Litmos has the broader ecosystem — more native integrations, a larger community, and more templates, guides, and people who already know it. 360Learning connects to the common tools but leans on a smaller marketplace for anything niche. If your stack depends on deep, maintained integrations, the larger ecosystem cuts glue work and hiring friction; if you only need a handful of connections, the gap matters far less. Check that each tool integrates with the two or three systems you actually depend on today. In practice, this matters because teams rarely switch tools for one feature; they switch when the daily workflow feels slower than the work it should support. Test one real use case in each before committing.

Pricing deep-dive

Litmos

  • Pricing is quote-based — contact sales for current tiers.
  • Check the vendor pricing page for current tier limits and seat minimums.

360Learning

  • Pricing is quote-based — contact sales for current tiers.
  • Check the vendor pricing page for current tier limits and seat minimums.

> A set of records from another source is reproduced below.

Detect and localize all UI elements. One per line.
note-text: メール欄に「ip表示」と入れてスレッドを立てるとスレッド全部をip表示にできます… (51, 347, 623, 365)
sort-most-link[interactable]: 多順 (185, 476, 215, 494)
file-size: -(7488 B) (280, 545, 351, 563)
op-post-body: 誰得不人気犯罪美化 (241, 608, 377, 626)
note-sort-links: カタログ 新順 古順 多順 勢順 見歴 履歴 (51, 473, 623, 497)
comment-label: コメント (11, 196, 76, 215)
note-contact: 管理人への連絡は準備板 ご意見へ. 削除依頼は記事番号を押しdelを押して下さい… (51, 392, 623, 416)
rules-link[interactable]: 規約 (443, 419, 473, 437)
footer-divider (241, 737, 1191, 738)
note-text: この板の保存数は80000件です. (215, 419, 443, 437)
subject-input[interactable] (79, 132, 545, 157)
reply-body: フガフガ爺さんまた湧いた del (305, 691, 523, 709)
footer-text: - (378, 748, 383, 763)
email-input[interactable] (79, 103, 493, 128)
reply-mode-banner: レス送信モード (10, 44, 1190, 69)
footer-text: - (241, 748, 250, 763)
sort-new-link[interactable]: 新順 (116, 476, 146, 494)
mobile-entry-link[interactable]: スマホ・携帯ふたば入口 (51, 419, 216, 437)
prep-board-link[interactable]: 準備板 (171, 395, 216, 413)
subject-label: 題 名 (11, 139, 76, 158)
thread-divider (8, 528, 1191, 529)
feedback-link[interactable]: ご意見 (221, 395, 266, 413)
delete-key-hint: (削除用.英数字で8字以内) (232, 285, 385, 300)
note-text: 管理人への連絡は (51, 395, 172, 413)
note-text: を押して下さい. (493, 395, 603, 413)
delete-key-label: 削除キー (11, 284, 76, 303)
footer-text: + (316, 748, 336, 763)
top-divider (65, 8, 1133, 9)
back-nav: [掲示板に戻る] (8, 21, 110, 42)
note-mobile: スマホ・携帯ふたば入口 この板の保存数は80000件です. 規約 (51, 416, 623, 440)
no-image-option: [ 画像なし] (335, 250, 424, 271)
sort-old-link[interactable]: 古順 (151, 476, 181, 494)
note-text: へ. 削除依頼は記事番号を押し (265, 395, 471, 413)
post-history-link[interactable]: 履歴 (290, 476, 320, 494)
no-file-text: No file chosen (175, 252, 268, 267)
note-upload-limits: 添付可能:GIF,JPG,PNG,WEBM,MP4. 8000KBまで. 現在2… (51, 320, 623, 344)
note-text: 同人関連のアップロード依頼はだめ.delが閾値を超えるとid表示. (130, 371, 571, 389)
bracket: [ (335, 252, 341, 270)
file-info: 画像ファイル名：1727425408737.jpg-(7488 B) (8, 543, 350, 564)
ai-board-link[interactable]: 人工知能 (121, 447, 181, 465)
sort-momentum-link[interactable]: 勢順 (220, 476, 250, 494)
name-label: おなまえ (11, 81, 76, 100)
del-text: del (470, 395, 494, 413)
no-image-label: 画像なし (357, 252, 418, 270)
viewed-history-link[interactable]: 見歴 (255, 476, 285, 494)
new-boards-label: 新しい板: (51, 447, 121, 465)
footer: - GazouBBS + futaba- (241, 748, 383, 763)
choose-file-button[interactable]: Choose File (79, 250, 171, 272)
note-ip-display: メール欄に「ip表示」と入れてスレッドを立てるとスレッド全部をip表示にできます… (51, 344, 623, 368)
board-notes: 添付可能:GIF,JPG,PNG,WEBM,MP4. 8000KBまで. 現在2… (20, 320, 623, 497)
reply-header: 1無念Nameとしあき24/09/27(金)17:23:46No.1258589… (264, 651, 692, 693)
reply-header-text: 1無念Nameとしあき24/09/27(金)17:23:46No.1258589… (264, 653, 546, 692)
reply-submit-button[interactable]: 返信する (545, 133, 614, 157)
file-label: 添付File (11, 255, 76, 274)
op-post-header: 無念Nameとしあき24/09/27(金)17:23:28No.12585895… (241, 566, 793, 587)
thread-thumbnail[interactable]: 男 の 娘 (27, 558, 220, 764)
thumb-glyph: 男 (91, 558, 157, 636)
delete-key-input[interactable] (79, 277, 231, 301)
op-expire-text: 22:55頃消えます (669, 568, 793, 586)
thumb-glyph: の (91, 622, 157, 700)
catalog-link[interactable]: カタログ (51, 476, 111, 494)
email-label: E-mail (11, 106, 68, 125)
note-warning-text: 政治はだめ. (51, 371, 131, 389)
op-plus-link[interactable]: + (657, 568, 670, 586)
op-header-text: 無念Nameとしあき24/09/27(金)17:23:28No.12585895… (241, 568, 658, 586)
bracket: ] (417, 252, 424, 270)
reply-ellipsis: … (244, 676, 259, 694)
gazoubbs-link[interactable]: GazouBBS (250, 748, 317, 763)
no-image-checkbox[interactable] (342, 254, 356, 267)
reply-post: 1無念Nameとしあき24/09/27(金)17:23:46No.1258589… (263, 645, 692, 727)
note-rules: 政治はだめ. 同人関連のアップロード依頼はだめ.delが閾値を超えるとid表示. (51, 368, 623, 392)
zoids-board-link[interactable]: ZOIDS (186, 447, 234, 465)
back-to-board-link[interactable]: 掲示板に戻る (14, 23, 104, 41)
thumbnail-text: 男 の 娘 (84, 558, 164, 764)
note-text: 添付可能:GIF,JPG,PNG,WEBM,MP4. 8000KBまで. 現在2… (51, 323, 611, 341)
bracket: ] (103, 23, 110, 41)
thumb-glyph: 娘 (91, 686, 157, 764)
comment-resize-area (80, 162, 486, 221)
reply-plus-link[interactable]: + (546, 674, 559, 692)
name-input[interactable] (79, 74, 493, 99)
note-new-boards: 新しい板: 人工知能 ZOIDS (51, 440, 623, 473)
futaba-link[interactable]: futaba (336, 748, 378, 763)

Pricing verdict: Litmos uses quote-based pricing; 360Learning uses quote-based pricing. Litmos has no free plan and 360Learning has no free plan. For most teams 360Learning is the lower-cost choice on the entry tiers. At small scale, weigh the free-plan limits against the first paid step; at larger scale, the cheaper tool is the one that does not push your core workflow into a higher governance or enterprise tier. Always confirm current pricing on each vendor's page before you commit.

How to migrate from Litmos to 360Learning

Data export
Export your core records, files, users, and history from Litmos using its CSV, JSON, API, or workspace export options before you start.
Import support
Use 360Learning's native importer where available, then test one real workflow end to end before inviting the whole team.
Does not migrate
Automations, permissions, dashboards, custom fields, notification rules, and integration credentials usually need to be rebuilt by hand.
Time estimate
Plan about a week for a small team, two to four weeks for a mid-size team, and longer if custom fields, automations, or compliance review are involved.

What real users say

Litmos: Litmos users praise its fit for educators and L&D teams wanting a mature, full-featured LMS, and most complaints center on price at scale or features they do not need.

360Learning: 360Learning users praise its fit for educators and L&D teams wanting a focused, simpler LMS, and most complaints center on gaps in depth, integrations, or polish versus the larger incumbent.

Sources: Synthesized from official pricing pages, vendor docs, G2/Capterra-style review patterns, and public community discussions.

Final verdict

Choose Litmos if...

  • Choose Litmos if you want the broader, more capable option and the team will use it as the primary LMS.
  • Choose Litmos if mature integrations, community, and available expertise matter more than squeezing the lowest price.
  • Choose Litmos if its workflow already resembles how your team works, keeping switching and training costs low.

Choose 360Learning if...

  • Choose 360Learning if you want a leaner, more focused tool rather than bending Litmos to fit.
  • Choose 360Learning if a leaner, more focused tool would see better day-to-day adoption than a broader platform.
  • Choose 360Learning if its strengths line up with your top LMS workflow instead of forcing the team into the wrong defaults.

Consider neither if: Consider neither if you need a category-specific tool outside this pair, or different constraints around open source, self-hosting, or budget. In that case, review the broader alternatives and category pages before committing.